The house, which controls and looks after our vineyards, was built three times to accommodate the land workers (the sharecroppers), employees of the Brandolini counts. The latter were the landowners of Venetian origin who, together with the Sammartini counts, owned the entire area of Pieve di Soligo.
The house was the home of poor people paid with the worst part of the cultivated product, while the best portion was reserved for the landowners.
The history of the building originates from the customs of using local laborers to allow the population to live with agriculture, which at the time was the only means of livelihood present in that area.
Originally the house was used as a stable and shelter for agricultural tools.
Subsequently, around 1600-1700, the second part of the building was built, currently the central one.
Finally, the last part (1900) is where the large kitchen was built to accommodate as many staff as possible, necessary for working the fields.
Over 40 people lived in this house; the settlers, with their respective families, used the place to live there and work the surrounding land.
Also, inside the house, the cellar still exists today, located north of the building in a strategic position to maintain the proper humidity and temperature necessary for the best conservation of wine and foods.
The old cellar (with the ancient Slavonian oak barrels) has been kept as it was initially, in memory of the ancient winemaking traditions.
In the mid-1960s, the Brandolini counts sold the building to the family of Toni Benetton, a wrought iron sculptor, who enriched the building with his works, unique in their kind, currently present and used inside the house.
The settlers cultivated the silkworm by allocating the caterpillars on grids. First, they gave to eat to them the finely chopped mulberry leaves.
Then, they sold the silk to the local spinning mills (the first example of local industry).
Some mulberry trees have been planted in the courtyard in front of the house, and nowadays, there are still some.
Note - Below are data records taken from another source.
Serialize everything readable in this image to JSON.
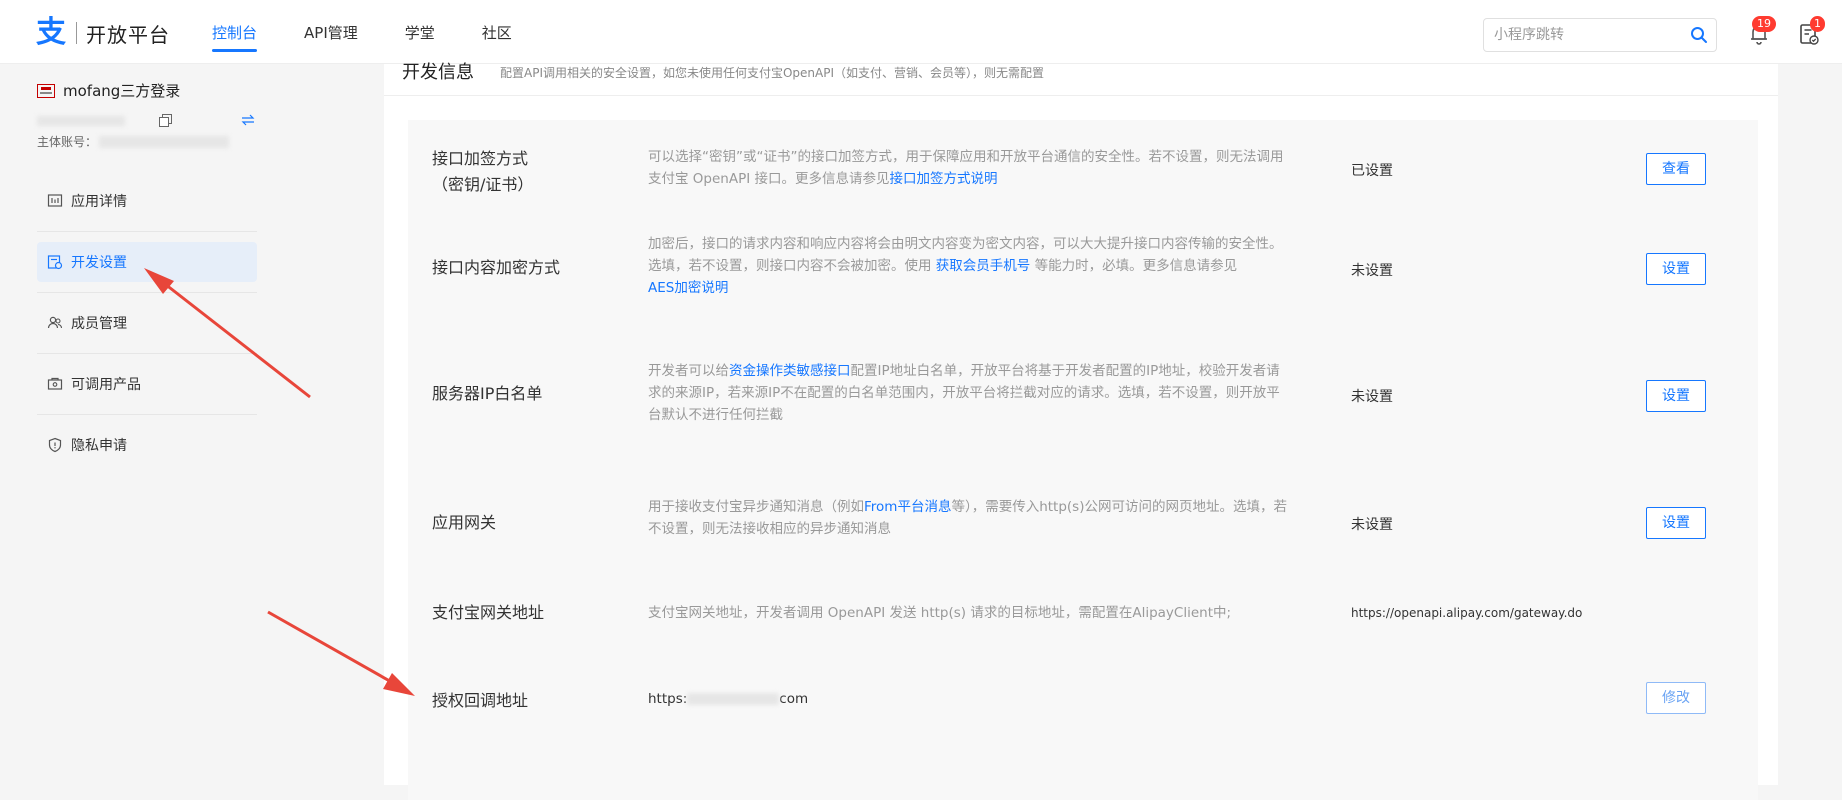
{
  "header": {
    "logo_mark": "支",
    "logo_text": "开放平台",
    "nav": [
      {
        "label": "控制台",
        "active": true
      },
      {
        "label": "API管理",
        "active": false
      },
      {
        "label": "学堂",
        "active": false
      },
      {
        "label": "社区",
        "active": false
      }
    ],
    "search_placeholder": "小程序跳转",
    "notification_count": "19",
    "todo_count": "1"
  },
  "sidebar": {
    "app_name": "mofang三方登录",
    "main_account_label": "主体账号：",
    "menu": [
      {
        "label": "应用详情",
        "icon": "app-detail-icon",
        "active": false
      },
      {
        "label": "开发设置",
        "icon": "dev-settings-icon",
        "active": true
      },
      {
        "label": "成员管理",
        "icon": "members-icon",
        "active": false
      },
      {
        "label": "可调用产品",
        "icon": "products-icon",
        "active": false
      },
      {
        "label": "隐私申请",
        "icon": "privacy-shield-icon",
        "active": false
      }
    ]
  },
  "content": {
    "section_title": "开发信息",
    "section_desc": "配置API调用相关的安全设置，如您未使用任何支付宝OpenAPI（如支付、营销、会员等），则无需配置",
    "rows": [
      {
        "label_line1": "接口加签方式",
        "label_line2": "（密钥/证书）",
        "desc_before": "可以选择“密钥”或“证书”的接口加签方式，用于保障应用和开放平台通信的安全性。若不设置，则无法调用支付宝 OpenAPI 接口。更多信息请参见",
        "desc_link": "接口加签方式说明",
        "status": "已设置",
        "button": "查看"
      },
      {
        "label": "接口内容加密方式",
        "desc_before": "加密后，接口的请求内容和响应内容将会由明文内容变为密文内容，可以大大提升接口内容传输的安全性。选填，若不设置，则接口内容不会被加密。使用 ",
        "desc_link": "获取会员手机号",
        "desc_after": " 等能力时，必填。更多信息请参见",
        "desc_link2": "AES加密说明",
        "status": "未设置",
        "button": "设置"
      },
      {
        "label": "服务器IP白名单",
        "desc_before": "开发者可以给",
        "desc_link": "资金操作类敏感接口",
        "desc_after": "配置IP地址白名单，开放平台将基于开发者配置的IP地址，校验开发者请求的来源IP，若来源IP不在配置的白名单范围内，开放平台将拦截对应的请求。选填，若不设置，则开放平台默认不进行任何拦截",
        "status": "未设置",
        "button": "设置"
      },
      {
        "label": "应用网关",
        "desc_before": "用于接收支付宝异步通知消息（例如",
        "desc_link": "From平台消息",
        "desc_after": "等），需要传入http(s)公网可访问的网页地址。选填，若不设置，则无法接收相应的异步通知消息",
        "status": "未设置",
        "button": "设置"
      },
      {
        "label": "支付宝网关地址",
        "desc": "支付宝网关地址，开发者调用 OpenAPI 发送 http(s) 请求的目标地址，需配置在AlipayClient中;",
        "value": "https://openapi.alipay.com/gateway.do"
      },
      {
        "label": "授权回调地址",
        "value_prefix": "https:",
        "value_suffix": "com",
        "button": "修改"
      }
    ]
  },
  "colors": {
    "accent": "#1677ff",
    "badge": "#ff3b30",
    "annotation_arrow": "#e8463a"
  }
}
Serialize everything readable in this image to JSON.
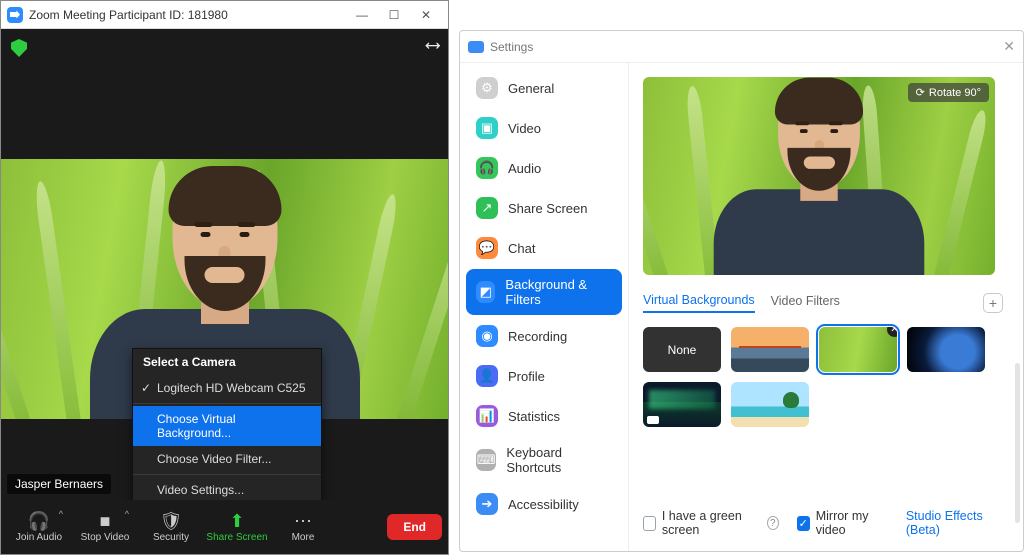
{
  "meeting": {
    "title": "Zoom Meeting Participant ID: 181980",
    "participant_name": "Jasper Bernaers",
    "end_label": "End",
    "toolbar": {
      "join_audio": "Join Audio",
      "stop_video": "Stop Video",
      "security": "Security",
      "share_screen": "Share Screen",
      "more": "More"
    },
    "camera_menu": {
      "heading": "Select a Camera",
      "selected_camera": "Logitech HD Webcam C525",
      "choose_bg": "Choose Virtual Background...",
      "choose_filter": "Choose Video Filter...",
      "video_settings": "Video Settings..."
    }
  },
  "settings": {
    "title": "Settings",
    "rotate_label": "Rotate 90°",
    "sidebar": [
      {
        "label": "General",
        "icon": "⚙",
        "color": "c-gray"
      },
      {
        "label": "Video",
        "icon": "▣",
        "color": "c-teal"
      },
      {
        "label": "Audio",
        "icon": "🎧",
        "color": "c-green"
      },
      {
        "label": "Share Screen",
        "icon": "↗",
        "color": "c-green2"
      },
      {
        "label": "Chat",
        "icon": "💬",
        "color": "c-orange"
      },
      {
        "label": "Background & Filters",
        "icon": "◩",
        "color": "c-blue",
        "active": true
      },
      {
        "label": "Recording",
        "icon": "◉",
        "color": "c-blue2"
      },
      {
        "label": "Profile",
        "icon": "👤",
        "color": "c-ind"
      },
      {
        "label": "Statistics",
        "icon": "📊",
        "color": "c-purple"
      },
      {
        "label": "Keyboard Shortcuts",
        "icon": "⌨",
        "color": "c-gray2"
      },
      {
        "label": "Accessibility",
        "icon": "➔",
        "color": "c-blue3"
      }
    ],
    "tabs": {
      "virtual_bg": "Virtual Backgrounds",
      "video_filters": "Video Filters"
    },
    "none_label": "None",
    "green_screen": "I have a green screen",
    "mirror": "Mirror my video",
    "studio": "Studio Effects (Beta)"
  }
}
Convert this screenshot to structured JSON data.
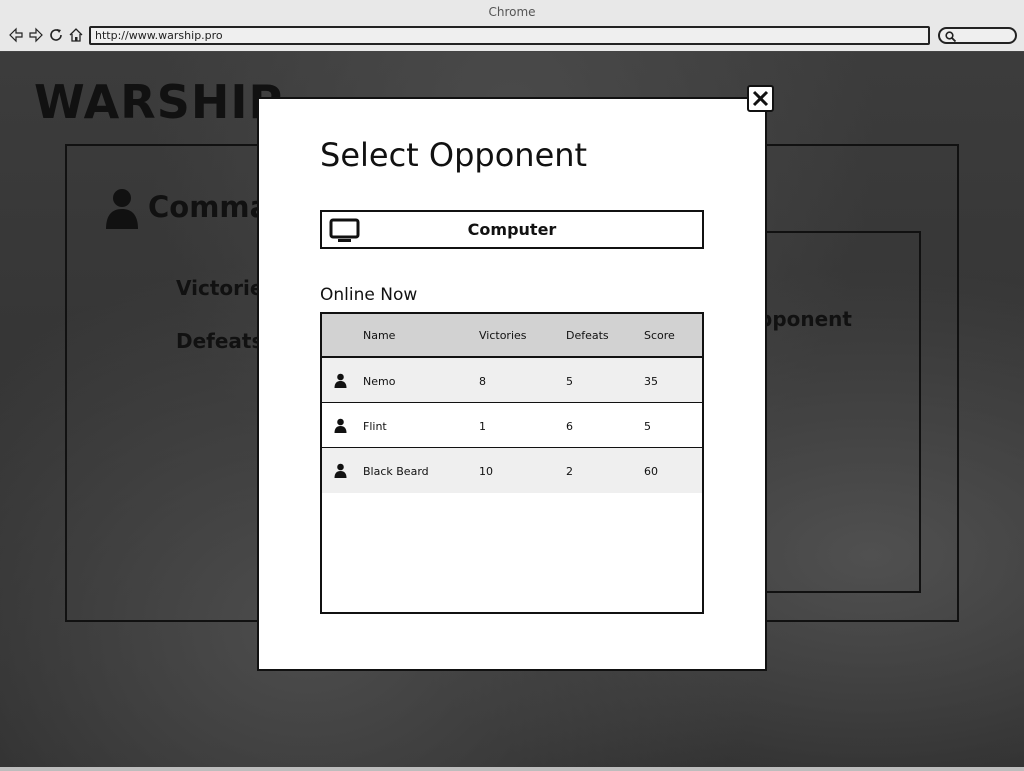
{
  "browser": {
    "window_title": "Chrome",
    "url": "http://www.warship.pro"
  },
  "app": {
    "title": "WARSHIP",
    "panel_heading": "Comma",
    "victories_label": "Victorie",
    "defeats_label": "Defeats",
    "opponent_label": "pponent"
  },
  "modal": {
    "title": "Select Opponent",
    "computer_button_label": "Computer",
    "online_heading": "Online Now",
    "table": {
      "columns": [
        "Name",
        "Victories",
        "Defeats",
        "Score"
      ],
      "rows": [
        {
          "name": "Nemo",
          "victories": "8",
          "defeats": "5",
          "score": "35"
        },
        {
          "name": "Flint",
          "victories": "1",
          "defeats": "6",
          "score": "5"
        },
        {
          "name": "Black Beard",
          "victories": "10",
          "defeats": "2",
          "score": "60"
        }
      ]
    }
  },
  "icons": {
    "back": "back-arrow-icon",
    "forward": "forward-arrow-icon",
    "reload": "reload-icon",
    "home": "home-icon",
    "search": "search-icon",
    "close": "close-icon",
    "computer": "monitor-icon",
    "user": "user-icon"
  },
  "colors": {
    "table_header": "#d2d2d2",
    "row_alt": "#efefef",
    "border": "#111111"
  }
}
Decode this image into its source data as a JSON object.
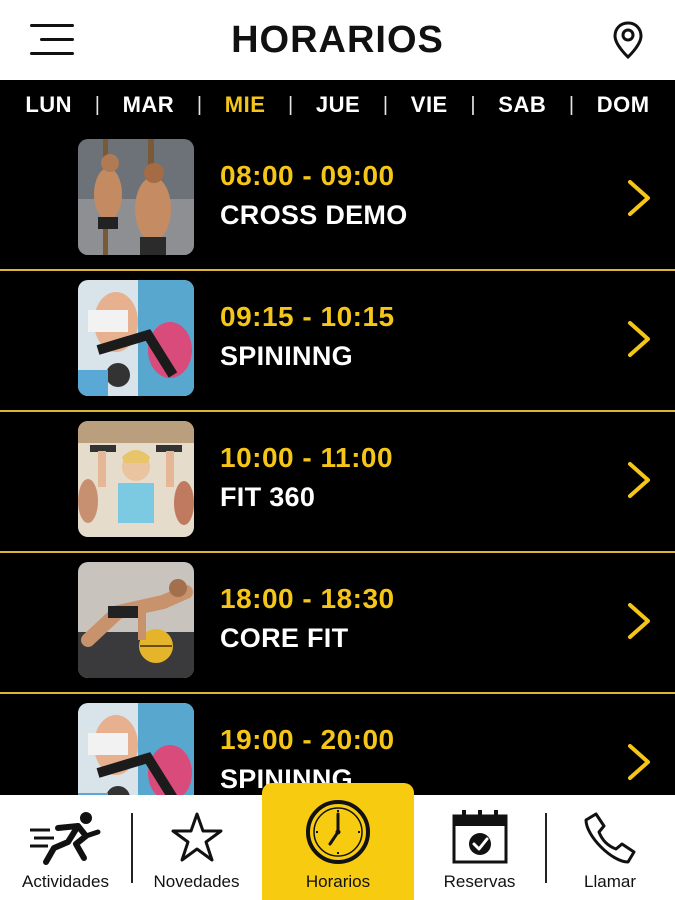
{
  "header": {
    "title": "HORARIOS",
    "menu_icon": "hamburger-menu-icon",
    "location_icon": "map-pin-icon"
  },
  "days": [
    {
      "label": "LUN",
      "active": false
    },
    {
      "label": "MAR",
      "active": false
    },
    {
      "label": "MIE",
      "active": true
    },
    {
      "label": "JUE",
      "active": false
    },
    {
      "label": "VIE",
      "active": false
    },
    {
      "label": "SAB",
      "active": false
    },
    {
      "label": "DOM",
      "active": false
    }
  ],
  "classes": [
    {
      "time": "08:00 - 09:00",
      "name": "CROSS DEMO",
      "image": "crossfit-rope-climb"
    },
    {
      "time": "09:15 - 10:15",
      "name": "SPININNG",
      "image": "spinning-bike"
    },
    {
      "time": "10:00 - 11:00",
      "name": "FIT 360",
      "image": "dumbbell-class"
    },
    {
      "time": "18:00 - 18:30",
      "name": "CORE FIT",
      "image": "core-ball-exercise"
    },
    {
      "time": "19:00 - 20:00",
      "name": "SPININNG",
      "image": "spinning-bike"
    }
  ],
  "nav": [
    {
      "label": "Actividades",
      "icon": "running-person-icon",
      "active": false
    },
    {
      "label": "Novedades",
      "icon": "star-icon",
      "active": false
    },
    {
      "label": "Horarios",
      "icon": "clock-icon",
      "active": true
    },
    {
      "label": "Reservas",
      "icon": "calendar-check-icon",
      "active": false
    },
    {
      "label": "Llamar",
      "icon": "phone-icon",
      "active": false
    }
  ],
  "colors": {
    "accent": "#f5c518",
    "background": "#000000",
    "divider": "#d9b732",
    "nav_active": "#f7cb10"
  }
}
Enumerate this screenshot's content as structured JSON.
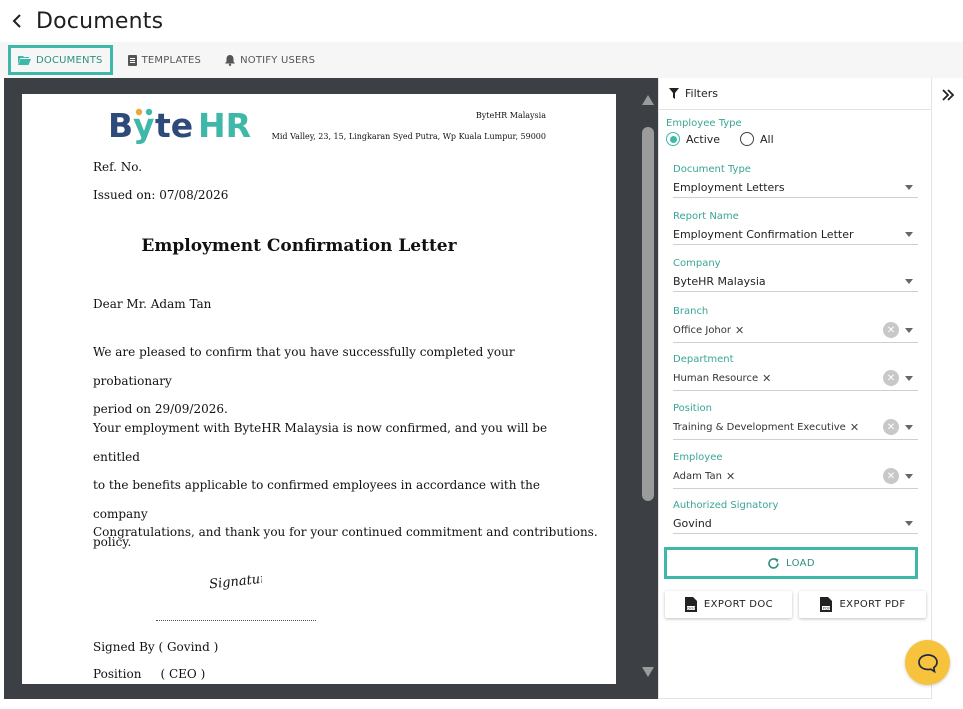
{
  "header": {
    "title": "Documents"
  },
  "tabs": [
    {
      "label": "DOCUMENTS",
      "active": true
    },
    {
      "label": "TEMPLATES",
      "active": false
    },
    {
      "label": "NOTIFY USERS",
      "active": false
    }
  ],
  "document": {
    "logo_text": "ByteHR",
    "company_name": "ByteHR Malaysia",
    "company_address": "Mid Valley, 23, 15, Lingkaran Syed Putra, Wp Kuala Lumpur, 59000",
    "ref_no": "Ref. No.",
    "issued_on": "Issued on: 07/08/2026",
    "title": "Employment Confirmation Letter",
    "greeting": "Dear Mr. Adam Tan",
    "para1_line1": "We are pleased to confirm that you have successfully completed your probationary",
    "para1_line2": "period on 29/09/2026.",
    "para2_line1": "Your employment with ByteHR Malaysia is now confirmed, and you will be entitled",
    "para2_line2": "to the benefits applicable to confirmed employees in accordance with the company",
    "para2_line3": "policy.",
    "para3": "Congratulations, and thank you for your continued commitment and contributions.",
    "signature_text": "Signature",
    "signed_by": "Signed By ( Govind )",
    "position": "Position     ( CEO )"
  },
  "filters": {
    "heading": "Filters",
    "employee_type": {
      "label": "Employee Type",
      "options": [
        "Active",
        "All"
      ],
      "selected": "Active"
    },
    "document_type": {
      "label": "Document Type",
      "value": "Employment Letters"
    },
    "report_name": {
      "label": "Report Name",
      "value": "Employment Confirmation Letter"
    },
    "company": {
      "label": "Company",
      "value": "ByteHR Malaysia"
    },
    "branch": {
      "label": "Branch",
      "chip": "Office Johor"
    },
    "department": {
      "label": "Department",
      "chip": "Human Resource"
    },
    "position": {
      "label": "Position",
      "chip": "Training & Development Executive"
    },
    "employee": {
      "label": "Employee",
      "chip": "Adam Tan"
    },
    "authorized_signatory": {
      "label": "Authorized Signatory",
      "value": "Govind"
    },
    "load_label": "LOAD",
    "export_doc_label": "EXPORT DOC",
    "export_pdf_label": "EXPORT PDF"
  },
  "colors": {
    "accent": "#3fb8a9",
    "accent_text": "#2f8f83",
    "preview_bg": "#3c3f43",
    "chat": "#f7c33c",
    "logo_blue": "#2e4a7a",
    "logo_teal": "#3fb8a9"
  }
}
However, the worm needed a relatively high temperature, around 30°C, to spin and create the cocoon.
This is why they built a powerful stove (still positioned in the large kitchen) to reach the necessary temperature.
During the summer, the most fertile period to produce silk, all the workers living in the house were forced to stay outdoors to avoid the heat the silkworm needed for spinning.
In 1977 our ancestor Luigi Bazzo bought the property maintaining its characterizing aspect unchanged: a rural building inhabited by people who carried out their duties in the fields.
His son Michele and grandaughters Alessia and Martina want to keep an enduring memory of their loved one and the innate culture of this estate.
Furthermore, we want to continue producing wine according to the spirit of the tradition of our places.
It derives a healthy product that reflects the house's actual characteristics and the more than 100-year-old tradition maintained within this large farmhouse.
For this reason, we have decided to concentrate on the exclusive production of Prosecco Superior D.O.C.G. Brut to show constancy and respect for tradition.